Is immersed in a hot water tank (10) to which hot water is supplied, and after dipping in the hot water tank (10), the semiconductor wafer (100) taken out from the hot water tank (10) is supported by a supporting member (2, 3). In the slice base automatic peeling method, the slice base (200) is fixed in a state of protruding from the supporting members (2, 3), and is peeled by pressing the slice base (200) with a pressing tool (4). The pressing tool (4) is attached to the slice base.

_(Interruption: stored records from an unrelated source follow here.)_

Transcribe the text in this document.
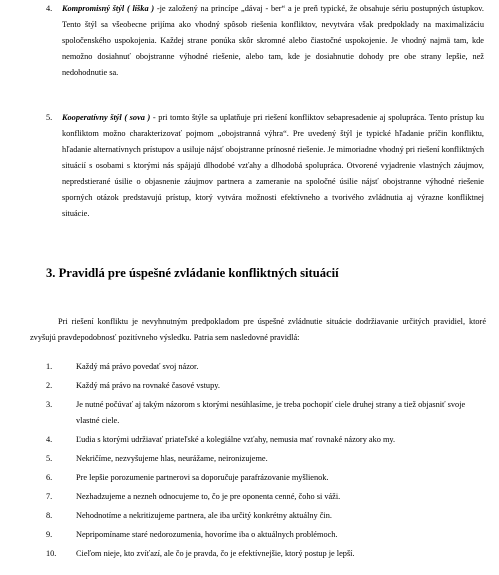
4. Kompromisný štýl ( líška ) -je založený na princípe „dávaj - ber“ a je preň typické, že obsahuje sériu postupných ústupkov. Tento štýl sa všeobecne prijíma ako vhodný spôsob riešenia konfliktov, nevytvára však predpoklady na maximalizáciu spoločenského uspokojenia. Každej strane ponúka skôr skromné alebo čiastočné uspokojenie. Je vhodný najmä tam, kde nemožno dosiahnuť obojstranne výhodné riešenie, alebo tam, kde je dosiahnutie dohody pre obe strany lepšie, než nedohodnutie sa.
5. Kooperatívny štýl ( sova ) - pri tomto štýle sa uplatňuje pri riešení konfliktov sebapresadenie aj spolupráca. Tento prístup ku konfliktom možno charakterizovať pojmom „obojstranná výhra“. Pre uvedený štýl je typické hľadanie príčin konfliktu, hľadanie alternatívnych prístupov a usiluje nájsť obojstranne prínosné riešenie. Je mimoriadne vhodný pri riešení konfliktných situácií s osobami s ktorými nás spájajú dlhodobé vzťahy a dlhodobá spolupráca. Otvorené vyjadrenie vlastných záujmov, nepredstierané úsilie o objasnenie záujmov partnera a zameranie na spoločné úsilie nájsť obojstranne výhodné riešenie sporných otázok predstavujú prístup, ktorý vytvára možnosti efektívneho a tvorivého zvládnutia aj výrazne konfliktnej situácie.
3. Pravidlá pre úspešné zvládanie konfliktných situácií

Pri riešení konfliktu je nevyhnutným predpokladom pre úspešné zvládnutie situácie dodržiavanie určitých pravidiel, ktoré zvyšujú pravdepodobnosť pozitívneho výsledku. Patria sem nasledovné pravidlá:

1.	Každý má právo povedať svoj názor.
2.	Každý má právo na rovnaké časové vstupy.
3.	Je nutné počúvať aj takým názorom s ktorými nesúhlasíme, je treba pochopiť ciele druhej strany a tiež objasniť svoje vlastné ciele.
4.	Ľudia s ktorými udržiavať priateľské a kolegiálne vzťahy, nemusia mať rovnaké názory ako my.
5.	Nekričíme, nezvyšujeme hlas, neurážame, neironizujeme.
6.	Pre lepšie porozumenie partnerovi sa doporučuje parafrázovanie myšlienok.
7.	Nezhadzujeme a nezneh odnocujeme to, čo je pre oponenta cenné, čoho si váži.
8.	Nehodnotíme a nekritizujeme partnera, ale iba určitý konkrétny aktuálny čin.
9.	Nepripomíname staré nedorozumenia, hovoríme iba o aktuálnych problémoch.
10. Cieľom nieje, kto zvíťazí, ale čo je pravda, čo je efektívnejšie, ktorý postup je lepší.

Load detection means to detect the load when pressing (200) (1)
When the load when pressing the slice base (200) obtained by the load detecting means (1) exceeds the upper limit of the preset load range, the hot water tank (10) A slice-based automatic peeling method comprising increasing the water temperature and lowering the water temperature in the hot water tank (10) when the water temperature is less than the lower limit of the load range.